In some embodiments, the reporter moiety can be a FRET pair, such that multiple classifications can be performed under a single excitation and imaging step. As used herein, FRET may comprise excitation exchange (Forster) transfers, or electron-exchange (Dexter) transfers.

The term “support” as used herein refers to a substrate that is designed for deposition of biological molecules or biological samples for assays and/or analyses. Examples of biological molecules to be deposited onto a support include nucleic acids (e.g., DNA, RNA), polypeptides, saccharides, lipids, a single cell or multiple cells. Examples of biological samples include but are not limited to saliva, phlegm, mucus, blood, plasma, serum, urine, stool, sweat, tears and fluids from tissues or organs.

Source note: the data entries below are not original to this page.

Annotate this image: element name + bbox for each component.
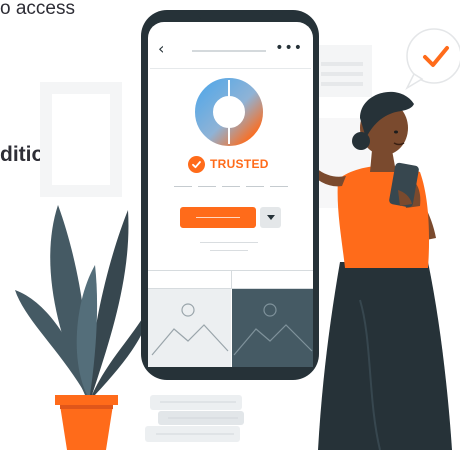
- background-panel: [312, 45, 372, 97]
- caret-down-icon: [266, 215, 275, 220]
- trusted-label: TRUSTED: [210, 157, 269, 171]
- caption-line: [210, 250, 248, 251]
- placeholder-dash: [222, 186, 240, 187]
- placeholder-dash: [246, 186, 264, 187]
- speech-bubble-check-icon: [405, 28, 460, 90]
- chevron-left-icon[interactable]: ‹: [158, 39, 164, 58]
- image-placeholder-icon: [151, 303, 229, 356]
- button-label-placeholder: [196, 217, 240, 218]
- background-frame-inner: [52, 94, 110, 185]
- placeholder-dash: [198, 186, 216, 187]
- primary-action-button[interactable]: [180, 207, 256, 228]
- image-thumbnail[interactable]: [232, 289, 313, 367]
- trust-donut-chart: [195, 78, 263, 146]
- trusted-badge: TRUSTED: [188, 154, 269, 174]
- image-placeholder-icon: [233, 303, 313, 356]
- phone-notch: [197, 10, 273, 20]
- check-icon: [188, 155, 205, 173]
- caption-line: [200, 242, 258, 243]
- dropdown-button[interactable]: [260, 207, 281, 228]
- potted-plant: [15, 205, 152, 450]
- placeholder-dash: [174, 186, 192, 187]
- phone-header: ‹ •••: [148, 38, 313, 66]
- grid-divider: [231, 270, 232, 289]
- placeholder-dash: [270, 186, 288, 187]
- image-thumbnail[interactable]: [148, 289, 232, 367]
- books-stack: [145, 395, 244, 442]
- header-title-placeholder: [192, 50, 266, 52]
- more-horizontal-icon[interactable]: •••: [275, 40, 303, 56]
- header-divider: [150, 68, 311, 69]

In some embodiments, the support is solid, semi-solid, or a combination of both. In some embodiments, the support is porous, semi-porous, non-porous, or any combination of porosity. In some embodiments, the support can be substantially planar, concave, convex, or any combination thereof. In some embodiments, the support can be cylindrical, for example comprising a capillary or interior surface of a capillary.

In some embodiments, the surface of the support can be substantially smooth. In some embodiments, the support can be regularly or irregularly textured, including bumps, etched, pores, three-dimensional scaffolds, or any combination thereof.